Hello, the name I almost consistently go by is Faith, and I am 18 years of age. I have been trans, and a part of the LGBT community for what feels like a lifetime now, experiencing feelings from the worst like isolation from all of the people around me, to the best, where I met the best people I have ever known in my life.
Ever since my childhood, I have been unfortunately plagued by a numerous amount of issues regarding my mental health. This meant that while others around me were coping in my own eyes, I was struggling to wake up in the morning, struggling to speak to people around me, and to even find a purpose in anything at all. Being transgender in this day, still comes with unfortunate discriminations. I live in a family with 2 brothers, and I almost consistently get called transphobic, homophobic or just generally rude remarks. This negatively impacts my mental health, because as is, I struggle with gender dysphoria, and being surrounded by people telling me things such as “overweight” or worse, makes the ability to cope with the prison of a body feel much more of a pointless investment of time.
Earlier this year, things took a positive turn. After spending years with CAMHS and feeling so done with everything, I was given the opportunity to meet up with likeminded people in a programme run by The Wild Mind Project every Sunday. At first I was worried that it wouldn’t work out well, but as I ventured into my first session, I already felt so safe and warm, something I have never felt in my entire life, as I never had friends. From this, I found the purpose I have been severely lacking in my life from almost the very start, and I finally realised how amazing it feels to be loved, and to matter to those around you, while also being able to discuss important issues about gender identity, equality and so much more beyond those lines.
I believe from my experiences, that people would be very unwilling to open up to anyone about their issues, ironically, I think more so for therapists and GP’s. It’s been a constant opinion for me, that seeking out mental health support is best among friends and people you trust, instead of going to a place, such as CAMHS, where even if they do try to help, they will almost all of the time barely understand the situation you are in. This will leave the person walking out, with maybe even more questions than they had walking into an appointment, and it can cause more conflict, especially among the LGBT youth. I personally find it much easier to go and sit down with my friends, than to talk to a doctor or therapist about issues they most likely can’t, or haven’t comprehended.

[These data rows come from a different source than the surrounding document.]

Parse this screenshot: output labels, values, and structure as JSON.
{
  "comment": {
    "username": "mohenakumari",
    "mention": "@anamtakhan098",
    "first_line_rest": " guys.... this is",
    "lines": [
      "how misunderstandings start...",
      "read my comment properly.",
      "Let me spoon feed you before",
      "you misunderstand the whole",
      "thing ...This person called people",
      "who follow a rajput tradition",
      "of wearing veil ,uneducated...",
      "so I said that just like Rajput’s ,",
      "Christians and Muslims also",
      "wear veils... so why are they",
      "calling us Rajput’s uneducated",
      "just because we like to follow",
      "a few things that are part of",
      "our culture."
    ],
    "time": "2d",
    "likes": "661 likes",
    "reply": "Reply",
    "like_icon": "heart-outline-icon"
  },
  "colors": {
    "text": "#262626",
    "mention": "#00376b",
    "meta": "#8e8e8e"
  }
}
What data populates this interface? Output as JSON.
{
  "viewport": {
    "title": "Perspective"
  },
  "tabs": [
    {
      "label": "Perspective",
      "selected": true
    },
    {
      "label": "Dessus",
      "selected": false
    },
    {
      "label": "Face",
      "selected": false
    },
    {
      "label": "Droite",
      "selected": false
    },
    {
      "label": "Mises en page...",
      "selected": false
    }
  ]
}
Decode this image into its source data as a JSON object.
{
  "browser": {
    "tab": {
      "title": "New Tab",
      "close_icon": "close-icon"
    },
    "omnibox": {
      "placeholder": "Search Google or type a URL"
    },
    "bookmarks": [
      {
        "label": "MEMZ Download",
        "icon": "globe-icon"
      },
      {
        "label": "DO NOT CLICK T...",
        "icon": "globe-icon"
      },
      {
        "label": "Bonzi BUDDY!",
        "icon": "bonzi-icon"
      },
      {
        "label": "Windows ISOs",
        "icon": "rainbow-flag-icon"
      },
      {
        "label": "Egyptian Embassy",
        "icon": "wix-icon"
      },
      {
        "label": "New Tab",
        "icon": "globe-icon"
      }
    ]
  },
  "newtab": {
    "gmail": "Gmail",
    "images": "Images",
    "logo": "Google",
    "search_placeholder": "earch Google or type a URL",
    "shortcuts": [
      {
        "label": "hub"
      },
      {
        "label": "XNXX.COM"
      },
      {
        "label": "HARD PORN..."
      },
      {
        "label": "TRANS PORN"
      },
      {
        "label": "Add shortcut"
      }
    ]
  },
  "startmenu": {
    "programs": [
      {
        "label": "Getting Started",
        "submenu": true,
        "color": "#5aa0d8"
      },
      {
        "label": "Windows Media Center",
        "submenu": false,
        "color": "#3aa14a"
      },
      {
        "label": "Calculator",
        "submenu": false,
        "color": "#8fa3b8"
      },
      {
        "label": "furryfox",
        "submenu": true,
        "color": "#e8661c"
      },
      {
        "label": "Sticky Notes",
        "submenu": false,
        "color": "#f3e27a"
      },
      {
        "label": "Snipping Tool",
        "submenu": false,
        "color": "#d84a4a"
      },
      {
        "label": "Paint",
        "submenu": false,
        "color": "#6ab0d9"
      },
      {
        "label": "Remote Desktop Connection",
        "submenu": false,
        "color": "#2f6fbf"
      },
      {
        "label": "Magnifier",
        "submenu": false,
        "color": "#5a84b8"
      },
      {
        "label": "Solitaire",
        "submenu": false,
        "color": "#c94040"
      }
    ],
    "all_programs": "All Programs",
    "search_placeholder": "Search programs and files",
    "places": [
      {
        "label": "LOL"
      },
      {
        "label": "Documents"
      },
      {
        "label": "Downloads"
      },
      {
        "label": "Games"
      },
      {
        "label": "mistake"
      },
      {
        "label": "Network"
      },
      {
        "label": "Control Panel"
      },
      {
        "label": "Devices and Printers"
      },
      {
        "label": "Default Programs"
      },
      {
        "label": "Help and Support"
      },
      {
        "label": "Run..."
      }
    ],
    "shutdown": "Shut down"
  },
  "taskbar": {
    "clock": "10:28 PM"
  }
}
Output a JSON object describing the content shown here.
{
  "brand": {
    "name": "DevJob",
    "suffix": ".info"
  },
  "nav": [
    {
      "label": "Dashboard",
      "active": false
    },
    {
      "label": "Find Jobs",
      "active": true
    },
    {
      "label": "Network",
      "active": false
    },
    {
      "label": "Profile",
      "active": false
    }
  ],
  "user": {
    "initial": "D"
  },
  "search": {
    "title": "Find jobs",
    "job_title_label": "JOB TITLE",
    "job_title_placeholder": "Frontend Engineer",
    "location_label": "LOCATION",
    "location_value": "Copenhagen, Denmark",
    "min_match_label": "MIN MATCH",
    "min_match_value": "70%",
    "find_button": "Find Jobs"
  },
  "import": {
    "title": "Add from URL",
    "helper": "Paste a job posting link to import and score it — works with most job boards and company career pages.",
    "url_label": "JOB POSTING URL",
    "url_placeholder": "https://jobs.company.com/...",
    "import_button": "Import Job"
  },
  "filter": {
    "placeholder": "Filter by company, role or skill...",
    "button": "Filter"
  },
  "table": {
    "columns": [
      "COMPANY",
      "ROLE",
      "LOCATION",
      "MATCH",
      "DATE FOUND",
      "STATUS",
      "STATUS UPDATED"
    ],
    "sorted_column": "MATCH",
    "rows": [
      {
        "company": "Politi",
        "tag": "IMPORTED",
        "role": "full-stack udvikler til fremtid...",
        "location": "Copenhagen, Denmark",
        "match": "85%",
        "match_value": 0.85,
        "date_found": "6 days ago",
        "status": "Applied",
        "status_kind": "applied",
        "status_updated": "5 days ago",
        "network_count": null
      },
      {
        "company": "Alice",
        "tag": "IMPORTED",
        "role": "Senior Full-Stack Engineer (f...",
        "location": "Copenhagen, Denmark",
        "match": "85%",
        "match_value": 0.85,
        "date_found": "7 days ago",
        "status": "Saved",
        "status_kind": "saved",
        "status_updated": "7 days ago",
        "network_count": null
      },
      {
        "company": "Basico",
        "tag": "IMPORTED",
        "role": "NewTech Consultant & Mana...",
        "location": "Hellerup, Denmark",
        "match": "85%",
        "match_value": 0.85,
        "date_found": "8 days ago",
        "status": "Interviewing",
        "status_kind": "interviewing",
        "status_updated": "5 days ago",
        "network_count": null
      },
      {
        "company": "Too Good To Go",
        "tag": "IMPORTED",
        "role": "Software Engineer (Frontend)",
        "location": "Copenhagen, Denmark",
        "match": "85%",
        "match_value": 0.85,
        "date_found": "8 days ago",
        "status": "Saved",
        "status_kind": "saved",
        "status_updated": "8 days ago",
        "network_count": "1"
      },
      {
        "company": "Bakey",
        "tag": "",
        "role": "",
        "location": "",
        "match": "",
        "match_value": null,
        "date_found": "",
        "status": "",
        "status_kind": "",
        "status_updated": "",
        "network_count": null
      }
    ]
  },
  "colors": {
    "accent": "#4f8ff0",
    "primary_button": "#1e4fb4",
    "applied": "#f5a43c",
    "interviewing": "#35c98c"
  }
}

While I was growing up, mental health wasn’t even a thought on the minds of people. It was a time where we had no sorts of campaigns, or weeks to explore these real issues regarding mental health, among others. Mental health was something that existed, but it wasn’t ever really taken seriously with teaching staff, or teachers in general while I was in primary school. When feeling depressed, or feeling completely afraid to go back to school, you were told to grow up, or “man up” as my parents used to say, which also wasn’t a very nice thing to hear, being who I am.
As I have grown, from a child to an adult, I have learnt so many things not just about mental health as a subject, but my own too. It started off as feeling like this unshakable burden to carry on your own, and you felt wrong in the presence of others, but now I know I have amazing friends when my brain paints me as worthless, and I feel minor things, or severe things such as acting on intentions. Learning from others has also dramatically increased my knowledge, and makes me much more helpful in situations where friends need advice or support from me. It also means that I can more so understand my emotions.